Эрик-Эммануэль Шмитт, «Евангелие от Пилата»

Наконец-то я сижу в купированном вагоне поезда, уносящего меня в Москву. Получить место в вагоне было большой проблемой. Владивосток был просто наводнен народом. Мне казалось, что людей в погонах значительно больше, нежели гражданского населения. И вот всем этим военным срочно требовалась отбыть в европейскую часть России, и обязательно в то же время, когда и мне также необходимо ехать. Помог с билетом мой куратор и благодетель полковник Терехов. С кем он там общался, мне неизвестно, но билет у меня появился.

В попутчики мне досталась семья пожилого купца Ивана Иннокентьевича Галышева. Сам купец, его супруга Аглая Сидоровна, располневшая до неимоверных размеров сварливая женщина, а также их худой и прыщавый сын Арсений, студент Московского университета. Соседство скажем так, не очень спокойное. Не было ни одной спокойной минуты днем, чтобы Аглая Сидоровна кого-то из родственников не отчитывала, то мужа, то сына. А ночью все семейство хором выдавало арии храпа. Создавалось впечатление, что от этих звуков окно в моем и соседнем купе сотрясалось. Хорошо, что со мной непосредственно соседствовал Арсений, представляю, какое рулады выдавал бы кто-то из его родителей.

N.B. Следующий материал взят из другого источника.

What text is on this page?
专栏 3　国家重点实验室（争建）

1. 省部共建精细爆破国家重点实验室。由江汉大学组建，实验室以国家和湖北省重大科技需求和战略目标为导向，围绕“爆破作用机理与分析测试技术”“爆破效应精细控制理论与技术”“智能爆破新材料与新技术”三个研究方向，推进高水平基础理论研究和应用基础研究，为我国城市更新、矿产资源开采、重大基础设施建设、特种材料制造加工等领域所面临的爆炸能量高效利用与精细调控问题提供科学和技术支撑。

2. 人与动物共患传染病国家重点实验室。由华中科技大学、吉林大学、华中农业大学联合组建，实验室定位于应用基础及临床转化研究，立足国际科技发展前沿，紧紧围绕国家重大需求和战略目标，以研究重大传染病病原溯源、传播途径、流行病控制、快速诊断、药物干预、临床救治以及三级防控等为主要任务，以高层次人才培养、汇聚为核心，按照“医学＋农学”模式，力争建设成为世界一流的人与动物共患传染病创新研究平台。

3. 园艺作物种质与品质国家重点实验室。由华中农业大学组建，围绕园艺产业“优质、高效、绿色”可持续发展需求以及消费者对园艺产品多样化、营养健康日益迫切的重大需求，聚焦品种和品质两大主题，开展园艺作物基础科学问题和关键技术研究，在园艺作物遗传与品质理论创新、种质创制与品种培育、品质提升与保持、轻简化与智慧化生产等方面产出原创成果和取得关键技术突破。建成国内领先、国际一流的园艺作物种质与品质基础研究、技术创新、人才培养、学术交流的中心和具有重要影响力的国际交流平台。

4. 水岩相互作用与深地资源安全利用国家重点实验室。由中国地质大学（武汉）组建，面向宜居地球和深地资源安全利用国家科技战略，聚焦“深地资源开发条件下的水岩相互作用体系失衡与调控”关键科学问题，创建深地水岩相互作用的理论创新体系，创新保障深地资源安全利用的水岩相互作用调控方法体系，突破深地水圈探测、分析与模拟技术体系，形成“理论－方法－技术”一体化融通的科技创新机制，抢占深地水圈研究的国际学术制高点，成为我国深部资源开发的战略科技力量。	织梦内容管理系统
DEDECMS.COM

Иван Иннокентьевич рассказывал, что посещал Владивосток по делам коммерции, а семья за ним увязалась с целью расширения кругозора и получения положительных впечатлений. Кругозор, может, жена и сын расширили, но купцу настроение портили каждый день и основательно.

Я старался не вступать с попутчиками в пространные беседы. Был подчеркнуто вежлив. В основном я изучал специальную литературу, которой снабдил меня на дорогу Терехов. В Москве, по словам Александра Петровича, его знакомый передаст мне кучу литературы, необходимой для подготовки к сдаче экзаменов в Николаевскую академию генерального штаба. Терехов сообщил мне адрес своего знакомого, проживающего в Москве.

Читать – то я читал, но больше думал о своих родных. Почему они молчат сколько времени? Что там такое случилось? Одни вопросы. Ответов я не находил, а строил предположения, одно страшнее другого. Я хотел, как можно скорей попасть в Шпреньгринштадт, чтобы выяснить все на месте. На время моего прибытия домой влияла скорость движения поезда. Иногда казалось, он двигался не быстрее пешехода, даже возникало желание выйти и подтолкнуть его.

В Иркутске состав загнали в тупик и отцепили паровоз. Вагоновожатый причину толком объяснить не мог.

Одевшись, я отправился к зданию вокзала в попытке прояснить обстановку. Вся территория вокзала была оцеплена войсками. По главному пути на запад уходили воинские эшелоны. На перроне и в здании вокзала большое количество жандармов. К одному из них, ротмистру, я обратился за разъяснениями, но он меня переадресовал к военному коменданту.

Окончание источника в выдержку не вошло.